The fact is, Saru was initially a fairly well-realised addition to Trek canon. The ideas behind his creation were not ideas that Trek had particularly explored before: the concept of a race of cowards – not pacifists, cowards – with their biological impulses motivated entirely by fear and survival.

But a good initial idea is only as valuable as its ultimate manifestation. When shoddily executed, a good idea is worthless, and Saru has now become a fairly pointless, inconsistent character who lacks any of the qualities that made the likes of Data, Nog, or even Seven of Nine so compelling.

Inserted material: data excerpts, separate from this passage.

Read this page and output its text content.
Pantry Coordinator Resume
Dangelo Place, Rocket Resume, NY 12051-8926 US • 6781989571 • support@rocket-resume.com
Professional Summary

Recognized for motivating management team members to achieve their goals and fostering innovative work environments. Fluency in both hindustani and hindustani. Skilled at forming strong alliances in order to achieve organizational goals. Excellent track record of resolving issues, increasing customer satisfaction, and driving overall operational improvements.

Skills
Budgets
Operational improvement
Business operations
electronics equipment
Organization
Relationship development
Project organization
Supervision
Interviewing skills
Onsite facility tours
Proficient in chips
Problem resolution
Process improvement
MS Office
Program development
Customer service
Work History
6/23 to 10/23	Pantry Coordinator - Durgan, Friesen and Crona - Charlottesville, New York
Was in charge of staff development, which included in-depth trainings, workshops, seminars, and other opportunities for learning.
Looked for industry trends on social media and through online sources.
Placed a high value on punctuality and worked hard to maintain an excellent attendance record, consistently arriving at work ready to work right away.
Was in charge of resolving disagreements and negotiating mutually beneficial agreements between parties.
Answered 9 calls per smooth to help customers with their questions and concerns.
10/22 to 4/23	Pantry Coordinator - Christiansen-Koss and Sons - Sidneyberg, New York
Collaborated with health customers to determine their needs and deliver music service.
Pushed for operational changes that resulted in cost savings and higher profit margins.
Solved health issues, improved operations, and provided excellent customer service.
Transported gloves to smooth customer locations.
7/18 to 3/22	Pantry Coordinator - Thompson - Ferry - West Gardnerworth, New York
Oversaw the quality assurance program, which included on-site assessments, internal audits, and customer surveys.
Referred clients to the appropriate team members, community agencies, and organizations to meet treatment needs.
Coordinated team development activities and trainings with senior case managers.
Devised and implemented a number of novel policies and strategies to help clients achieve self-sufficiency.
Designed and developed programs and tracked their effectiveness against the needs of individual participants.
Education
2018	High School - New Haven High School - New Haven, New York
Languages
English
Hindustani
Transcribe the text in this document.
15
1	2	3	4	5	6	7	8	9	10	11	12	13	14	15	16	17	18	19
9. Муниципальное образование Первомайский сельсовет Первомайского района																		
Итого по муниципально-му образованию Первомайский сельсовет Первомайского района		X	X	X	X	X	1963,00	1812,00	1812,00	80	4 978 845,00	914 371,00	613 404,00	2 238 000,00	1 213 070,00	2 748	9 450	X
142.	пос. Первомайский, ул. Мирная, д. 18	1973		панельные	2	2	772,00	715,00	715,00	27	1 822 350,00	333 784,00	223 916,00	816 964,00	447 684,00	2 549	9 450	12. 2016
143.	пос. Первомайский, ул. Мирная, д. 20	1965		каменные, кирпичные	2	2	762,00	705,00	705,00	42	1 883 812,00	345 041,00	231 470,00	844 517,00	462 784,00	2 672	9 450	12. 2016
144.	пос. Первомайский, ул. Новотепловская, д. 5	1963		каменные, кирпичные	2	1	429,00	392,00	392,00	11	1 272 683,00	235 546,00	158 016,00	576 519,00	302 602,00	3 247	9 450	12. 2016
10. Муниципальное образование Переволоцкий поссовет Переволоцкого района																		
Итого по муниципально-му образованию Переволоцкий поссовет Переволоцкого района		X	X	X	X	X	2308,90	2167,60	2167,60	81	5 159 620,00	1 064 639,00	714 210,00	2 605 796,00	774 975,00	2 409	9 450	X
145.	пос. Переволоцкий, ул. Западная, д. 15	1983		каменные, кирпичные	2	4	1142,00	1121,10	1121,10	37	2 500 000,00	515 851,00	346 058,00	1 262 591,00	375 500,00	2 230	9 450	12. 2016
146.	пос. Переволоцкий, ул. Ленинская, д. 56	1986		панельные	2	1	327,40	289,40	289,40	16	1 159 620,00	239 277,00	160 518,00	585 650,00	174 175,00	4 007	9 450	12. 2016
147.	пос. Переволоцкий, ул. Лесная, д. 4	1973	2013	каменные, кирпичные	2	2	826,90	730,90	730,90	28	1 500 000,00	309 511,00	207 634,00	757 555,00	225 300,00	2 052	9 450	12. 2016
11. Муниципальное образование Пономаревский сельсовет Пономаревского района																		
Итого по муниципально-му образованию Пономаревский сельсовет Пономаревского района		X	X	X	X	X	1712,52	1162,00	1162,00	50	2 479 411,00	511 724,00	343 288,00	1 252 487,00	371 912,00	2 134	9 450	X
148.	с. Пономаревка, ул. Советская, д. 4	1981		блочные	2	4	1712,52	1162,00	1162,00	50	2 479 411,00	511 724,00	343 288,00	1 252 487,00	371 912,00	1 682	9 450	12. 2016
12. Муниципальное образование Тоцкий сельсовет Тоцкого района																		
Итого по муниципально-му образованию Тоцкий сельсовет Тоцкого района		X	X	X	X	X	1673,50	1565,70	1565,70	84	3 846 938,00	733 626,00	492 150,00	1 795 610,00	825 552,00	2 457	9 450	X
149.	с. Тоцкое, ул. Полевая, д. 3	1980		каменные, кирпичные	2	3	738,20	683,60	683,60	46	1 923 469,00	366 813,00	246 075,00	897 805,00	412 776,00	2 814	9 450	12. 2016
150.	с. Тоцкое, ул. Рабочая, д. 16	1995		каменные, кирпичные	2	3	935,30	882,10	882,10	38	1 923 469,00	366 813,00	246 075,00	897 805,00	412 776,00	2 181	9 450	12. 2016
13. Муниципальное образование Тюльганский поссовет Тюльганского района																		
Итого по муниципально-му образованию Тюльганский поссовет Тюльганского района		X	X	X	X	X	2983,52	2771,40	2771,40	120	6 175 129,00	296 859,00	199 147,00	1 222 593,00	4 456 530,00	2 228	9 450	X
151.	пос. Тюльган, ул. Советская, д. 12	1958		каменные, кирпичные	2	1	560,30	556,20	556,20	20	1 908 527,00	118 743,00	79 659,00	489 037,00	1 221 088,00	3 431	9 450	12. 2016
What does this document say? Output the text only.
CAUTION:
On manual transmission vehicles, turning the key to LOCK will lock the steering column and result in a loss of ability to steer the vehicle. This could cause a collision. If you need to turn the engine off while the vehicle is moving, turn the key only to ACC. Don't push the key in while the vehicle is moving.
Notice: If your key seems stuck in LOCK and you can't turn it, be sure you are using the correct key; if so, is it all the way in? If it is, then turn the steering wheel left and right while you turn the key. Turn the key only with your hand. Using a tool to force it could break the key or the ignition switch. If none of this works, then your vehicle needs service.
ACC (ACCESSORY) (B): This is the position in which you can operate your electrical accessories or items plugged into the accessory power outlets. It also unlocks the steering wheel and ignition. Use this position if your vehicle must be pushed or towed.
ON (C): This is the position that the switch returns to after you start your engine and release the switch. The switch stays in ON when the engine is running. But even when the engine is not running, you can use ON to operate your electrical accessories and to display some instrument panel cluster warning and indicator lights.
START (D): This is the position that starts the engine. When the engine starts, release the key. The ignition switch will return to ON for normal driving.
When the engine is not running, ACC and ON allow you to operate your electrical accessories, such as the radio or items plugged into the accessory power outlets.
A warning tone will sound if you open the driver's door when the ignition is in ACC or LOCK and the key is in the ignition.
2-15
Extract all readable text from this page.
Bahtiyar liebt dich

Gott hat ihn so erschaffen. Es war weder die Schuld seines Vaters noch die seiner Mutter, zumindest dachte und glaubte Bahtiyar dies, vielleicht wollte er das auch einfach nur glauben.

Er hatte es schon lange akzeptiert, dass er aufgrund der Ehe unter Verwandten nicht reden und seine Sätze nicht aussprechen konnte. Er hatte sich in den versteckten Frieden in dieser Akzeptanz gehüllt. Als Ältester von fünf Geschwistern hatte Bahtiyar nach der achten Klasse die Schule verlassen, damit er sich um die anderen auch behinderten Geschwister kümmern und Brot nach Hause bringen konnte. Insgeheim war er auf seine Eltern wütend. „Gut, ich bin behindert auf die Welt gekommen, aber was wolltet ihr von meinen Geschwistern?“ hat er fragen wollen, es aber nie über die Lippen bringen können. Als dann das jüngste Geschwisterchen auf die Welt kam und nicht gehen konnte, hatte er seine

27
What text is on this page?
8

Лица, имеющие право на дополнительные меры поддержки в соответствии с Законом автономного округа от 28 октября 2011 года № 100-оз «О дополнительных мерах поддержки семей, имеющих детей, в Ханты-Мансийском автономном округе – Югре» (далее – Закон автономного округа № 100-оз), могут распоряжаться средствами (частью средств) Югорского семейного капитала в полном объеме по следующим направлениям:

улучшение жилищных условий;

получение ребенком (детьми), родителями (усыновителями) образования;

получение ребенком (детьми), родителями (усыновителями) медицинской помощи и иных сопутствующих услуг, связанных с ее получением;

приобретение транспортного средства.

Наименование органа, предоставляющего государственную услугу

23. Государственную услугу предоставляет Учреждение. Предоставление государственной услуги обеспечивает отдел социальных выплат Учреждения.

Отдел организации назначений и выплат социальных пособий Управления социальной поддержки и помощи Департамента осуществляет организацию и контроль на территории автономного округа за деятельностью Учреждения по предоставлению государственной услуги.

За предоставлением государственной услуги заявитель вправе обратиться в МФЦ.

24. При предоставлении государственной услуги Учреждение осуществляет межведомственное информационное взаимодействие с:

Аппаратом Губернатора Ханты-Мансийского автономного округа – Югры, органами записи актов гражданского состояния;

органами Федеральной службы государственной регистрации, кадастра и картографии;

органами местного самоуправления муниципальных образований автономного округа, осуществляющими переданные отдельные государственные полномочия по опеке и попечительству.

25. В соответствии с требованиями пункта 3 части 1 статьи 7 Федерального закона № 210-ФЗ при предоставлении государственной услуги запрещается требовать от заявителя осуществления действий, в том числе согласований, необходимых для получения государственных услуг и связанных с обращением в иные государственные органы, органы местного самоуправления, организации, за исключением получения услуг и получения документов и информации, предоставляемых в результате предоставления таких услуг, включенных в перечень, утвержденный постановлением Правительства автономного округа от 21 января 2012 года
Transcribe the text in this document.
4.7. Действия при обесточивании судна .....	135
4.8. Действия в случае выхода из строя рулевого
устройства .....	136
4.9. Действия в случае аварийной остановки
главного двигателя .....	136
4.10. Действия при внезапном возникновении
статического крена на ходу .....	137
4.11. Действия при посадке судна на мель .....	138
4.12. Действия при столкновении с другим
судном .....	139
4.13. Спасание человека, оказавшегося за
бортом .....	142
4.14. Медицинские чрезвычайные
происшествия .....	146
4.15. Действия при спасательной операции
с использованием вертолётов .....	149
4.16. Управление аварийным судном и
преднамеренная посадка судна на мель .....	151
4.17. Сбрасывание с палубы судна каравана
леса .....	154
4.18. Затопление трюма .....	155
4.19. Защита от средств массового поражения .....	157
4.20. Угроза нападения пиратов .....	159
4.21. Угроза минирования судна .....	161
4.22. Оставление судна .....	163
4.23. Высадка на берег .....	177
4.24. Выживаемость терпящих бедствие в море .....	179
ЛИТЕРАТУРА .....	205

And it’s not as though he’s competing for airtime with a big cast of strong characters, like Data in TNG or Nog in DS9 or Seven of Nine in… well, never mind. But the fact is that ‘Discovery’ only features a handful of other series regulars, especially now that Tilly is barely getting one line per episode.

And as I’ve hopefully demonstrated above, there’s huge amounts of previous Trek that demonstrates what’s possible with a limited runtime – and that also demonstrates how badly things can go when the quality of a story takes a lower priority than commercial concerns.

There was no narrative requirement for Saru to go rogue this early on in the series. Sure, you can have him throw a wobbly in an extreme environment, but nothing in the show’s plot mandated his treachery. He could have been rendered useless by his fear, or left in an ecstatic stupor by the lack of it, and the lack of any follow-up would be a non-issue.

It was only because of the creators’ perceived need for hyper-dramatic conflict that Saru went all Bilbo-y. And it was presumably because of the need for a hyper-dramatic mid-season finale in the following episode that this development was immediately forgotten.

In the future, I intend to cover this cynical approach to storytelling – this assumed need for “tweetable” or “trendable” content that will drive social media engagement, but for now it’s enough to say that it will eventually have the opposite effect.

Whilst in the short term Saru’s behaviour might get people talking for now, in the longer term the variability and malleability of the character is going to leave him incapable of surprising us – just like Frank Reynolds.